Karolin Weigel ^1* Carsten M. Klingner ¹ Stefan Brodoehl ¹ Franziska Wagner ¹ Matthias Schwab ¹ Daniel Güllmar ² Thomas E. Mayer ³ Felix V. Güttler ⁴ Ulf Teichgräber ⁴ Christian Gaser ¹

• ¹ Hans Berger Department of Neurology, University Hospital Jena, Jena, Germany
• ² Institute of Diagnostic and Interventional Radiology, University Hospital Jena, Jena, Thuringia, Germany
• ³ Department of Neuroradiology, University Hospital Jena, Jena, Germany
• ⁴ Department of Radiology, University Hospital Jena, Jena, Germany

The interrelation between acute ischemic stroke, persistent disability, and uncertain prognosis underscores the need for improved methods to predict clinical outcomes.
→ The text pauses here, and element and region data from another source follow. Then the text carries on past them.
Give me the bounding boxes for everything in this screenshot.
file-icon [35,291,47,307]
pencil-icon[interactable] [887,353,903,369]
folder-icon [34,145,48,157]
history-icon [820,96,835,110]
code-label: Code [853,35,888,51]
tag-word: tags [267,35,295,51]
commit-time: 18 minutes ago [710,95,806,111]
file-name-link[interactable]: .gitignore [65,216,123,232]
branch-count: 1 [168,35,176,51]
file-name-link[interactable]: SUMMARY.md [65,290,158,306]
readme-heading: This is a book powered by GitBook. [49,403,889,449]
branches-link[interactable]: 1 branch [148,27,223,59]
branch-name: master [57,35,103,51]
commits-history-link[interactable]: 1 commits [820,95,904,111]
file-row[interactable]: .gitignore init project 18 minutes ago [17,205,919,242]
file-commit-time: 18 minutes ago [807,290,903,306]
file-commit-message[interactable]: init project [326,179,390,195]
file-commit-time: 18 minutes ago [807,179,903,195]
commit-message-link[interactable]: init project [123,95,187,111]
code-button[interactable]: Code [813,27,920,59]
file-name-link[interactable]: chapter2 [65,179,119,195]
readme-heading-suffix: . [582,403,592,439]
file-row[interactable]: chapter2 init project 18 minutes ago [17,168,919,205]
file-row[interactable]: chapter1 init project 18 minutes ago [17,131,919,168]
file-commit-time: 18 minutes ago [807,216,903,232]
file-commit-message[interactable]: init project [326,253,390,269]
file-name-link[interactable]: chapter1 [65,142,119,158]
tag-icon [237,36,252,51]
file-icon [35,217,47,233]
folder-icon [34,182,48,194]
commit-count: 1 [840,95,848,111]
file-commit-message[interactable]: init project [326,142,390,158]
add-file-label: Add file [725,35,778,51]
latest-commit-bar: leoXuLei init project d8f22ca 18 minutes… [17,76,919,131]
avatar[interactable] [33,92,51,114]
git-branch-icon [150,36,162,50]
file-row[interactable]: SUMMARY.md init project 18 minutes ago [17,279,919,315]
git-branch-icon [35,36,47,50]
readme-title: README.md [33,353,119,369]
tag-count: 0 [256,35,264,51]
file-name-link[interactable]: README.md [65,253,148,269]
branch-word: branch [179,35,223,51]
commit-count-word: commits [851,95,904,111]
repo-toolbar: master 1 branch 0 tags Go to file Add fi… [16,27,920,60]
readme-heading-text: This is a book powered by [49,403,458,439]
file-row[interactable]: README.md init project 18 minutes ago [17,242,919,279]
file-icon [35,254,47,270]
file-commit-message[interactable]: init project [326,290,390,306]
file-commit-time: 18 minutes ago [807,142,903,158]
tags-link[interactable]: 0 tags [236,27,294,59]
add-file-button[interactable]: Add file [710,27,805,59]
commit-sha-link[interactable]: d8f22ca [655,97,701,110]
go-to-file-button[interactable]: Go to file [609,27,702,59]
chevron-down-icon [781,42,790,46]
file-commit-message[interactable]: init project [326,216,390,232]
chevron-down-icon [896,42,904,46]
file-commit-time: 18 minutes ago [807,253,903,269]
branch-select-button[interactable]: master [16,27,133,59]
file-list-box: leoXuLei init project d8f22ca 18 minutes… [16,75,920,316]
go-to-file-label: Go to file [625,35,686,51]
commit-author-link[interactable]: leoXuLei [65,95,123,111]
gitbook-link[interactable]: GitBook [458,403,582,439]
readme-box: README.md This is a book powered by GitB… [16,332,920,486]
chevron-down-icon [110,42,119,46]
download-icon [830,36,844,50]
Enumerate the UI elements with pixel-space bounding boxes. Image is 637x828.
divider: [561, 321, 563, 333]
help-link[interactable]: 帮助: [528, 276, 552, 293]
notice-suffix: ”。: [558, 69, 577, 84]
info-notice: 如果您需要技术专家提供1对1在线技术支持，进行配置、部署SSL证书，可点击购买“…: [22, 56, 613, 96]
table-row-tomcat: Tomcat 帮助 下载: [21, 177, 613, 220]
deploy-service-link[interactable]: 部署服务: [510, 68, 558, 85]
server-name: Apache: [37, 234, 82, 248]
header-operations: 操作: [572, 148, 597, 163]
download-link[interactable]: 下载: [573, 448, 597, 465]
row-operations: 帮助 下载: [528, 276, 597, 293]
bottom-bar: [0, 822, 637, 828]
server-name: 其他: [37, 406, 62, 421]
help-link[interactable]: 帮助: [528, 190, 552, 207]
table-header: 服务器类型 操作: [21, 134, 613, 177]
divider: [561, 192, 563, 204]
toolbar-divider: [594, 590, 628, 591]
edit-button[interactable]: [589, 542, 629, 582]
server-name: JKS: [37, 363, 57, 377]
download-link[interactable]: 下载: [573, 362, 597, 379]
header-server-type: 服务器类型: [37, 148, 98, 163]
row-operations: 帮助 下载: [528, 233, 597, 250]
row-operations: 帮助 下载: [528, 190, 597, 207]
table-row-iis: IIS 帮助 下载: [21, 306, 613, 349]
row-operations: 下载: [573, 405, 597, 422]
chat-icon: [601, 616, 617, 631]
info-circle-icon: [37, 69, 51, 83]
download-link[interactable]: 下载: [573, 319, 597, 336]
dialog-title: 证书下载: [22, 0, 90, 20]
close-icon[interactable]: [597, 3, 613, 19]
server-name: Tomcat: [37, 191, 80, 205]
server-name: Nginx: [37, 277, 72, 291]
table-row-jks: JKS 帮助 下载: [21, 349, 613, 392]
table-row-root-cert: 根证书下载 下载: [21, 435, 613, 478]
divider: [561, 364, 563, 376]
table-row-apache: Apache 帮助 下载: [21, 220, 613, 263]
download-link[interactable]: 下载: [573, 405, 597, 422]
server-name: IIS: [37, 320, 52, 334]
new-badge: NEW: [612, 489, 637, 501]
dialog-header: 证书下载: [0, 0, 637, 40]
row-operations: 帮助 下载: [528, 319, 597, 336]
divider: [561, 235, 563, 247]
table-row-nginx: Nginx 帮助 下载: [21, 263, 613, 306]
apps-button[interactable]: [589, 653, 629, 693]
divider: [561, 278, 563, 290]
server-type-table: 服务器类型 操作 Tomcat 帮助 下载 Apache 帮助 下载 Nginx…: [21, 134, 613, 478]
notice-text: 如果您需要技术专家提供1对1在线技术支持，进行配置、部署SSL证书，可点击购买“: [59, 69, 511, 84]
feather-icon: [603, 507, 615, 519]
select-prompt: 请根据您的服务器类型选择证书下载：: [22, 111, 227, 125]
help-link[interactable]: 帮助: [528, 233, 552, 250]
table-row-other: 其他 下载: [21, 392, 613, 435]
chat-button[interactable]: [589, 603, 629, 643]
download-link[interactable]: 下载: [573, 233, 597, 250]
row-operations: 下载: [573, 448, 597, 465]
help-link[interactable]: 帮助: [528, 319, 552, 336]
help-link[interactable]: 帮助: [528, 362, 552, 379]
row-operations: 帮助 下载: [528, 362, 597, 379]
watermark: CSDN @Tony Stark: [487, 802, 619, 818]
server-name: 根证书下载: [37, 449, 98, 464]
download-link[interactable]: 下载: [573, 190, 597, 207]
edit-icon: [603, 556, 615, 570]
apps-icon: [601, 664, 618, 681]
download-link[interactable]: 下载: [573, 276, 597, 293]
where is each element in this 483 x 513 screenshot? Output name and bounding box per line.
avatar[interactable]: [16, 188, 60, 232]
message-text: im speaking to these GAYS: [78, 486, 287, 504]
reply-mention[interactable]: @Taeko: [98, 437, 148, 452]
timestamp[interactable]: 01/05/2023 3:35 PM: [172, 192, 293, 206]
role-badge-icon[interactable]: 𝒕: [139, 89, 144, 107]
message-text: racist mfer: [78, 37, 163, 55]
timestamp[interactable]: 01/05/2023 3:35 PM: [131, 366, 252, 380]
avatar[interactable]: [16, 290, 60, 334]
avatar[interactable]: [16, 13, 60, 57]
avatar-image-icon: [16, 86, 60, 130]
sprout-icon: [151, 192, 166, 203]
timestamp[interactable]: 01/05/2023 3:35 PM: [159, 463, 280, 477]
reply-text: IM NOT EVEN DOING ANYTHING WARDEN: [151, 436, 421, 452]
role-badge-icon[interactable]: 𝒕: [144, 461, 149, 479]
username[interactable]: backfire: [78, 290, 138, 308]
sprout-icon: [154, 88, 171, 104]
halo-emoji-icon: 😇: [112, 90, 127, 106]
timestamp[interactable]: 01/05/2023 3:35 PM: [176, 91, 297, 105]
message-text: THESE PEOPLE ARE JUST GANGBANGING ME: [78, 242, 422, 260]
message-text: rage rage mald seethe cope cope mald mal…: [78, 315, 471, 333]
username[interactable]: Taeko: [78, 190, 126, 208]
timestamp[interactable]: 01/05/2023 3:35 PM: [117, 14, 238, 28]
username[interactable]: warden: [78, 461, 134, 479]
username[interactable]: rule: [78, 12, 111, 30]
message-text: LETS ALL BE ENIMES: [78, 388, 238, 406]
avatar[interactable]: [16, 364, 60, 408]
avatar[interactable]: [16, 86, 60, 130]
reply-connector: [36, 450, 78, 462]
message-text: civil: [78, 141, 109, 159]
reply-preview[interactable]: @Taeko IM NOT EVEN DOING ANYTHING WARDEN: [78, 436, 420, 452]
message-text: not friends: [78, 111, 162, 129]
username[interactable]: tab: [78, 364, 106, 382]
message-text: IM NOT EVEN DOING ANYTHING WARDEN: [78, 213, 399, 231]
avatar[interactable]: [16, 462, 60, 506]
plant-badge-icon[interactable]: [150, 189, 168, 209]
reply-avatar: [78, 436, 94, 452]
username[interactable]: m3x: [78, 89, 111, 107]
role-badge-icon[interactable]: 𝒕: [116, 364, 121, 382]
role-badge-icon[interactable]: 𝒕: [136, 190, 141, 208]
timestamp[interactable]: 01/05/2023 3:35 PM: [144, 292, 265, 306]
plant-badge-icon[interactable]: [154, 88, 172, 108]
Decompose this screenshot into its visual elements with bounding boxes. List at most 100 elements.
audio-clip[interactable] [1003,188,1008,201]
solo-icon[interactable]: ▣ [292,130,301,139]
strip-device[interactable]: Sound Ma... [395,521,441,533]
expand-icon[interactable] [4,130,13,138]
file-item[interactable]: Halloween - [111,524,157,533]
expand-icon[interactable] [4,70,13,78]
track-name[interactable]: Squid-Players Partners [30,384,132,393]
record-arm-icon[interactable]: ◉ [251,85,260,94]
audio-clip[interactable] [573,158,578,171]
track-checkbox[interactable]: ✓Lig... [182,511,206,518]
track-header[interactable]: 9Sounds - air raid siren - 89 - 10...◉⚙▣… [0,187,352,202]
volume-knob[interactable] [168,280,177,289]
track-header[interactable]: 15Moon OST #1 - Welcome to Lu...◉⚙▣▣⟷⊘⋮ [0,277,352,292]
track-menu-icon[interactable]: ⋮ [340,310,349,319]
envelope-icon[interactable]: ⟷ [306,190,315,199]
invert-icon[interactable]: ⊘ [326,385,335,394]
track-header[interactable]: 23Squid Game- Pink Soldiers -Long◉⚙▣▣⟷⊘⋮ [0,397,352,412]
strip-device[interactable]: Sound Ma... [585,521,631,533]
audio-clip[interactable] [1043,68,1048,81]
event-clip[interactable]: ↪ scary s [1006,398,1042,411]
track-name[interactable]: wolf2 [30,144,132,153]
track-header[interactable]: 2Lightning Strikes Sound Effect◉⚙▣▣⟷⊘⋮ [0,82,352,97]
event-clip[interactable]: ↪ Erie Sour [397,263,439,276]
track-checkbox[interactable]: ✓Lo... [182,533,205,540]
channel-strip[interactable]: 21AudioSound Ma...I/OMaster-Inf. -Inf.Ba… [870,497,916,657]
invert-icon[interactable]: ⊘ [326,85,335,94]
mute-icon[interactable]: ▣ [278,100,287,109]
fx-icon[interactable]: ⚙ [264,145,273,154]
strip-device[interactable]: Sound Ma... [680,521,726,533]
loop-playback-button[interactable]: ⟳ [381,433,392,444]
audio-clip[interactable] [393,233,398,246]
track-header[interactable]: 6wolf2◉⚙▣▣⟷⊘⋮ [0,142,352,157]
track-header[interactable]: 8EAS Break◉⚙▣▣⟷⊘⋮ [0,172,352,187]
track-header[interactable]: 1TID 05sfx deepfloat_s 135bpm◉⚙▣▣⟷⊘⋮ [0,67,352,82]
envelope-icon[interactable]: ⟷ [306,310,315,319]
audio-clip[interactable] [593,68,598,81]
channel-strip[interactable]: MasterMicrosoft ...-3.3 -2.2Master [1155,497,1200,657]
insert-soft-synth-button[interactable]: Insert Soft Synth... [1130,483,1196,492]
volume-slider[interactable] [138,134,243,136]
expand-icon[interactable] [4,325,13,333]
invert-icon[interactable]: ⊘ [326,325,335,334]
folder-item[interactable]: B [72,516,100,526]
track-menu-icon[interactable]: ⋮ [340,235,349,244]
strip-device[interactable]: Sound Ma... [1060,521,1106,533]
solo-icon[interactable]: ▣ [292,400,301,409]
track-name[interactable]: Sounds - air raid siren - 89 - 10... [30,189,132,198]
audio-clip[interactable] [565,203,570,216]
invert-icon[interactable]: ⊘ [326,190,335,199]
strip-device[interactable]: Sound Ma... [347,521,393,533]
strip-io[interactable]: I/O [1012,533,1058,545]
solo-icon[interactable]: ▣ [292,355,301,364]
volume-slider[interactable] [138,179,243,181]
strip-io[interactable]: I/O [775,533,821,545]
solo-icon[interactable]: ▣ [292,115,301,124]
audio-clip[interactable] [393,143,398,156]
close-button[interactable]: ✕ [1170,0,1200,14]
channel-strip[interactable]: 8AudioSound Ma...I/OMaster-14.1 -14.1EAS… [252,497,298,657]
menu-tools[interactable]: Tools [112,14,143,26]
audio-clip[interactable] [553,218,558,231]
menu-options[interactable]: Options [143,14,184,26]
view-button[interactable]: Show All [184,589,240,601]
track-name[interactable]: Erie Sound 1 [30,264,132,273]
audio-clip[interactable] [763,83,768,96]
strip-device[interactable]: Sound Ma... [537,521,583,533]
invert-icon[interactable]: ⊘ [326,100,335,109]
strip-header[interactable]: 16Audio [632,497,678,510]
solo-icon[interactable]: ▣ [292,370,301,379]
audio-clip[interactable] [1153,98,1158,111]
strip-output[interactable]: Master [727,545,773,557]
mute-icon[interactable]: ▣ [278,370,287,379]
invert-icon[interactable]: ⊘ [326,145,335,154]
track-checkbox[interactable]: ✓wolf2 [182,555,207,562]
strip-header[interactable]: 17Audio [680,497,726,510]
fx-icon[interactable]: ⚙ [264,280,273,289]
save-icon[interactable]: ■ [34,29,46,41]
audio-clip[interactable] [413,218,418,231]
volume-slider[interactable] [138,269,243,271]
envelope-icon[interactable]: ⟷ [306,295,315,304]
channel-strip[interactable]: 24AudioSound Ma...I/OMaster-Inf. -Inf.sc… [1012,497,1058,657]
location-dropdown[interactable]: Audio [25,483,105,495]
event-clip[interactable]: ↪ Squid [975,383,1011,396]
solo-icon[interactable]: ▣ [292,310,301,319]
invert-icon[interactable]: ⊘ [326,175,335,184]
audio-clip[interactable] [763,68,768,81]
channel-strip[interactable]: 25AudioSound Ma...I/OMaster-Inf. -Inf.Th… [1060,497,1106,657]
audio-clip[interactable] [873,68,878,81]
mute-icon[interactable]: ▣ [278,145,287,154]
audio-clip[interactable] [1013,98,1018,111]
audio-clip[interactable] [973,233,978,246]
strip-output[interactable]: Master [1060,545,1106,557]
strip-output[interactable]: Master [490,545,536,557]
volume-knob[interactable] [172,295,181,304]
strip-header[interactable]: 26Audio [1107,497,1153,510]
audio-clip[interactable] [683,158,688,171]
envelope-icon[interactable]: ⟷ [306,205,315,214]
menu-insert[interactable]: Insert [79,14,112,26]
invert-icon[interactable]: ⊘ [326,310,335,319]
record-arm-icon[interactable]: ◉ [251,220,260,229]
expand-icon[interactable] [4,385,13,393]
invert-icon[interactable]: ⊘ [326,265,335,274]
Traditional approaches have largely focused on analysis of clinical metrics, lesion characteristics, and network connectivity, using techniques such as resting-state functional magnetic resonance imaging (rs-fMRI) and diffusion tensor imaging (DTI). However, these methods are not routinely used in acute stroke diagnostics. This study introduces an innovative approach that not only considers the lesion size in relation to the National Institutes of Health Stroke Scale (NIHSS score), but also evaluates the impact of disrupted fibers and their connections to cortical regions by introducing a disconnection value. By identifying fibers traversing the lesion and estimating their number within predefined regions of interest (ROIs) using a normative connectome atlas, our method bypasses the need for individual DTI scans. In our analysis of MRI data (T1 and T2) from 51 patients with acute or subacute subcortical stroke presenting with motor or sensory deficits, we used simple linear regression to assess the explanatory power of lesion size and disconnection value on NIHSS score. Subsequent hierarchical multiple linear regression analysis determined the incremental value of disconnection metrics over lesion size alone in relation to NIHSS score. Our results showed that models incorporating the disconnection value accounted for more variance than those based solely on lesion size (lesion size explained 44% variance, disconnection value 60%). Furthermore, hierarchical regression revealed a significant improvement (p < 0.001) in model fit when adding the disconnection value, confirming its critical role in stroke assessment. Our approach, which integrates a normative connectome to quantify disconnections to cortical regions, provides a significant improvement in assessing the current state of stroke impact compared to traditional measures that focus on lesion size. This is achieved by taking into account the lesion’s location and the connectivity of the affected white matter tracts, providing a more comprehensive assessment of stroke severity as reflected in the NIHSS score. Future research should extend the validation of this approach to larger and more diverse populations, with a focus on refining its applicability to clinical assessment and long-term outcome prediction.